Genetics and Biochemistry News

Gatch ’25 receives Fulbright research grant

Biochemistry alum Adam Gatch ’25 has received a Fulbright research award to study abroad in Munich, Germany at Ludwig Maximilian University. The Fulbright U.S. Student Program offers unparalleled opportunities to pursue graduate study, conduct research or teach.

Adam has respectfully declined the Germany Fulbright offer after earning a Churchill scholarship earlier in the spring, which allows students to undertake a one-year master’s program in STEM fields at the University of Cambridge in the United Kingdom. The Churchill Scholarship is seen as the most prestigious and competitive international science, mathematics and engineering award for post-undergraduate researchers.

Adam’s proposed project at Ludwig Maximilian University of Munich would have explored how early-stage medin aggregates interact with amyloid-beta in the brain, advancing a novel line of inquiry in Alzheimer’s research.

At Clemson, Adam conducted extensive biophysics research in the lab of Dr. Feng Ding, exploring molecular mechanisms of neurodegenerative disease. Gatch also volunteered at the campus food pantry, worked as a tutor and gained clinical experience as an emergency medical technician (EMT). He plans to one day lead an interdisciplinary laboratory dedicated to neuroscience discovery while working in academic medicine.

Biochemistry alum named Dean of USC School of Medicine – Greenville

Biochemistry alum Dr. Phyllis MacGilvray ’96 became interested in medicine at an early age because of her relationship with her family doctor.

“I have a curious mind and was always asking, ‘Why?’ I found science fascinating because it gave me an avenue to finding answers,” she said. “Medicine was just a natural fit for me.”

In July, the University of South Carolina School of Medicine Greenville named Dr. MacGilvray, a family medicine practitioner of over 20 years, its dean.

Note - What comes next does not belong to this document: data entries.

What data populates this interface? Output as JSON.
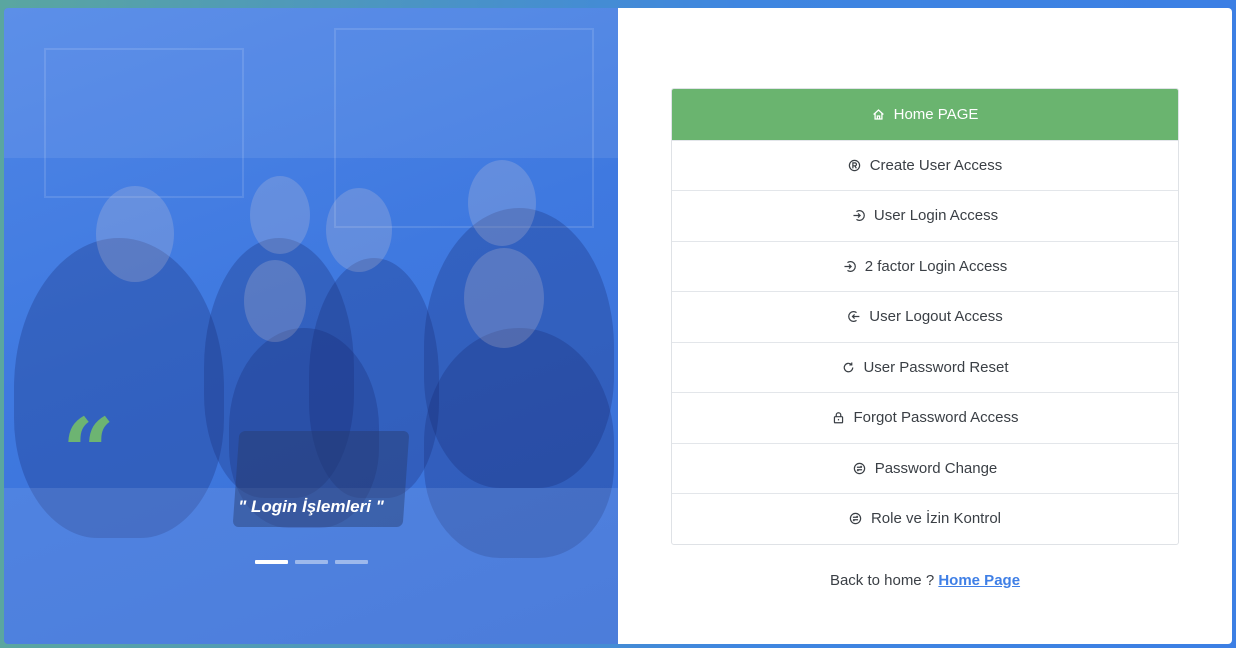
{
  "hero": {
    "quote_mark": "“",
    "caption": "\" Login İşlemleri \"",
    "carousel": {
      "slides": 3,
      "active_index": 0
    }
  },
  "menu": {
    "items": [
      {
        "label": "Home PAGE",
        "icon": "home-icon",
        "active": true
      },
      {
        "label": "Create User Access",
        "icon": "registered-icon",
        "active": false
      },
      {
        "label": "User Login Access",
        "icon": "login-icon",
        "active": false
      },
      {
        "label": "2 factor Login Access",
        "icon": "login-icon",
        "active": false
      },
      {
        "label": "User Logout Access",
        "icon": "logout-icon",
        "active": false
      },
      {
        "label": "User Password Reset",
        "icon": "refresh-icon",
        "active": false
      },
      {
        "label": "Forgot Password Access",
        "icon": "lock-icon",
        "active": false
      },
      {
        "label": "Password Change",
        "icon": "exchange-icon",
        "active": false
      },
      {
        "label": "Role ve İzin Kontrol",
        "icon": "exchange-icon",
        "active": false
      }
    ]
  },
  "footer": {
    "back_text": "Back to home ?",
    "home_link": "Home Page"
  },
  "colors": {
    "accent_green": "#6ab46f",
    "hero_blue": "#3f79e0",
    "link_blue": "#3f7fe6"
  }
}
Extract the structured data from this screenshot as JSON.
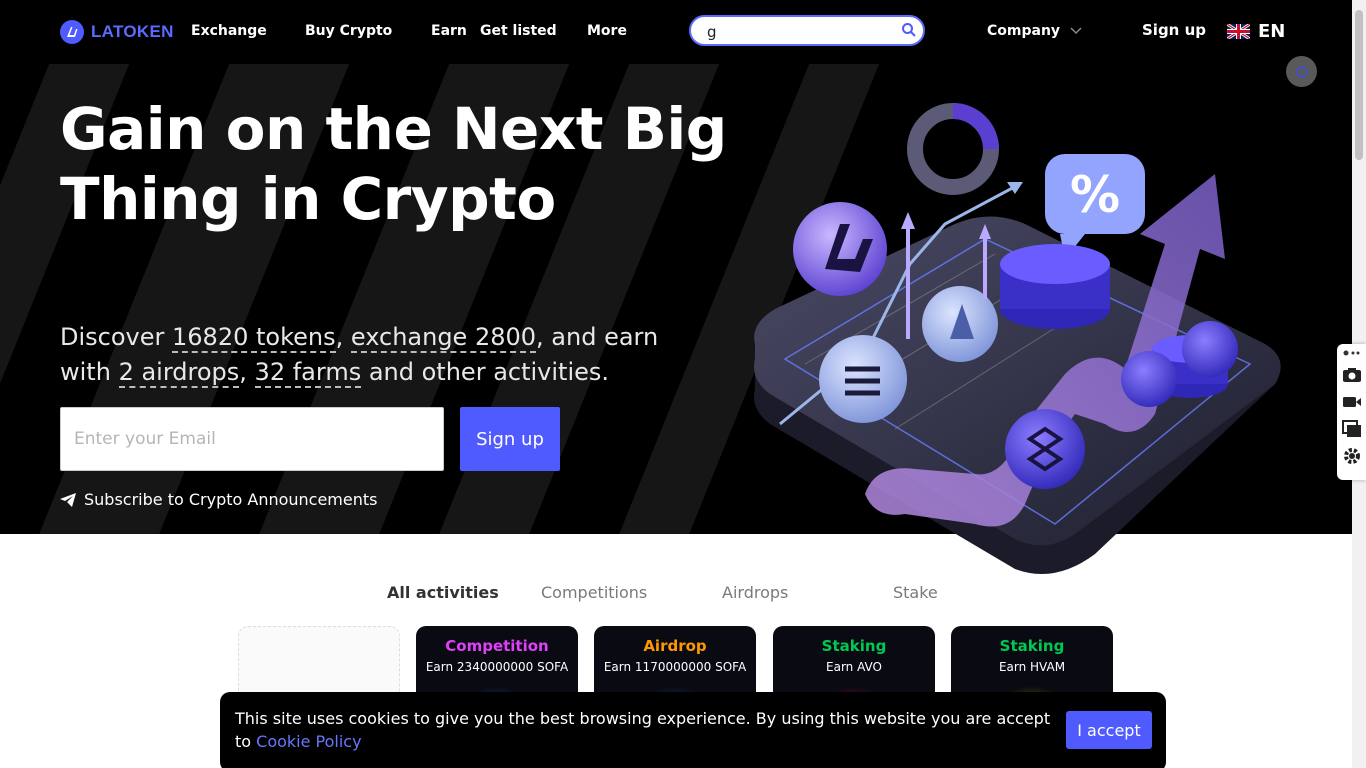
{
  "header": {
    "logo_text": "LATOKEN",
    "nav": [
      "Exchange",
      "Buy Crypto",
      "Earn",
      "Get listed",
      "More"
    ],
    "search": {
      "value": "g",
      "placeholder": ""
    },
    "company_label": "Company",
    "signup_label": "Sign up",
    "language": "EN"
  },
  "hero": {
    "title": "Gain on the Next Big Thing in Crypto",
    "sub_discover": "Discover",
    "sub_tokens": "16820 tokens",
    "sub_exchange": "exchange 2800",
    "sub_and_earn": ", and earn with",
    "sub_airdrops": "2 airdrops",
    "sub_farms": "32 farms",
    "sub_rest": "and other activities.",
    "email_placeholder": "Enter your Email",
    "signup_label": "Sign up",
    "subscribe_label": "Subscribe to Crypto Announcements"
  },
  "activities": {
    "tabs": [
      "All activities",
      "Competitions",
      "Airdrops",
      "Stake"
    ],
    "cards": [
      {
        "type": "Competition",
        "earn": "Earn 2340000000 SOFA",
        "color": "#e040fb"
      },
      {
        "type": "Airdrop",
        "earn": "Earn 1170000000 SOFA",
        "color": "#ff9800"
      },
      {
        "type": "Staking",
        "earn": "Earn AVO",
        "color": "#00c853"
      },
      {
        "type": "Staking",
        "earn": "Earn HVAM",
        "color": "#00c853"
      }
    ]
  },
  "cookie": {
    "text": "This site uses cookies to give you the best browsing experience. By using this website you are accept to",
    "link": "Cookie Policy",
    "accept_label": "I accept"
  },
  "colors": {
    "brand": "#4f5bff",
    "background_dark": "#000000"
  }
}
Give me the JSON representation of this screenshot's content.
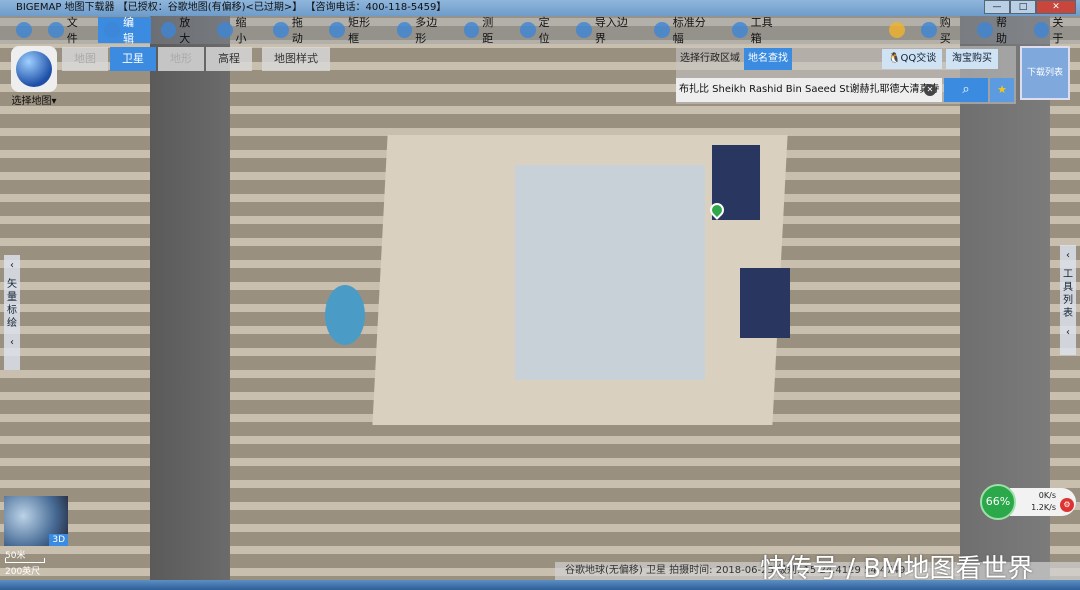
{
  "window": {
    "title": "BIGEMAP 地图下载器 【已授权：谷歌地图(有偏移)<已过期>】 【咨询电话：400-118-5459】",
    "minimize": "—",
    "maximize": "□",
    "close": "✕"
  },
  "toolbar": {
    "items": [
      {
        "label": "文件",
        "icon": "folder-icon"
      },
      {
        "label": "编辑",
        "icon": "edit-icon",
        "active": true
      },
      {
        "label": "放大",
        "icon": "zoom-in-icon"
      },
      {
        "label": "缩小",
        "icon": "zoom-out-icon"
      },
      {
        "label": "拖动",
        "icon": "hand-icon"
      },
      {
        "label": "矩形框",
        "icon": "rectangle-icon"
      },
      {
        "label": "多边形",
        "icon": "polygon-icon"
      },
      {
        "label": "测距",
        "icon": "ruler-icon"
      },
      {
        "label": "定位",
        "icon": "location-icon"
      },
      {
        "label": "导入边界",
        "icon": "import-icon"
      },
      {
        "label": "标准分幅",
        "icon": "grid-icon"
      },
      {
        "label": "工具箱",
        "icon": "toolbox-icon"
      }
    ],
    "right_items": [
      {
        "label": "购买",
        "icon": "cart-icon"
      },
      {
        "label": "帮助",
        "icon": "help-icon"
      },
      {
        "label": "关于",
        "icon": "info-icon"
      }
    ]
  },
  "map_select": {
    "label": "选择地图"
  },
  "map_types": [
    {
      "label": "地图",
      "state": "disabled"
    },
    {
      "label": "卫星",
      "state": "active"
    },
    {
      "label": "地形",
      "state": "disabled"
    },
    {
      "label": "高程",
      "state": "normal"
    },
    {
      "label": "地图样式",
      "state": "normal"
    }
  ],
  "search": {
    "tabs": [
      {
        "label": "选择行政区域"
      },
      {
        "label": "地名查找",
        "active": true
      }
    ],
    "qq": "QQ交谈",
    "taobao": "淘宝购买",
    "value": "布扎比 Sheikh Rashid Bin Saeed St谢赫扎耶德大清真寺",
    "clear": "✕",
    "search_icon": "search-icon",
    "favorite_icon": "star-icon"
  },
  "download_list": "下载列表",
  "left_panel": "矢量标绘",
  "right_panel": "工具列表",
  "minimap": {
    "badge": "3D"
  },
  "scale": {
    "top": "50米",
    "bottom": "200英尺"
  },
  "speed": {
    "percent": "66%",
    "up": "0K/s",
    "down": "1.2K/s"
  },
  "status": "谷歌地球(无偏移) 卫星   拍摄时间: 2018-06-25   级别: 15   24.4129  54.4749",
  "watermark": "快传号 / BM地图看世界",
  "colors": {
    "accent": "#3b8be0",
    "speed_ok": "#2aa84a"
  }
}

Dr. MacGilvray earned her doctor of medicine degree in 2002 from the Medical University of South Carolina in Charleston before completing her residency in family medicine at the University of Vermont, followed by academic leadership positions at Eastern Virginia Medical School, Naval Medical Center Camp Lejeune and at the University of Texas Health San Antonio.

She then returned home to South Carolina in 2018 to take a position with Prisma Health—Upstate as vice chair for academic affairs in family medicine, becoming department chair in 2020 and leading the development of two new graduate medical education programs, which tripled the number of family medicine residency positions at Prisma.

Dr. MacGilvray will serve as dean for a two-year term – a time in which she plans to bolster the school’s research footprint and elevate the school’s lifestyle medicine mission. She is the first medical school dean in the country who is board-certified in lifestyle medicine, which focuses on using evidence-based lifestyle interventions to prevent, treat and reverse chronic diseases.

“Learning from the very first day of medical school how to educate patients holistically is only going to improve the care of their patients down the line,” Dr. MacGilvray said.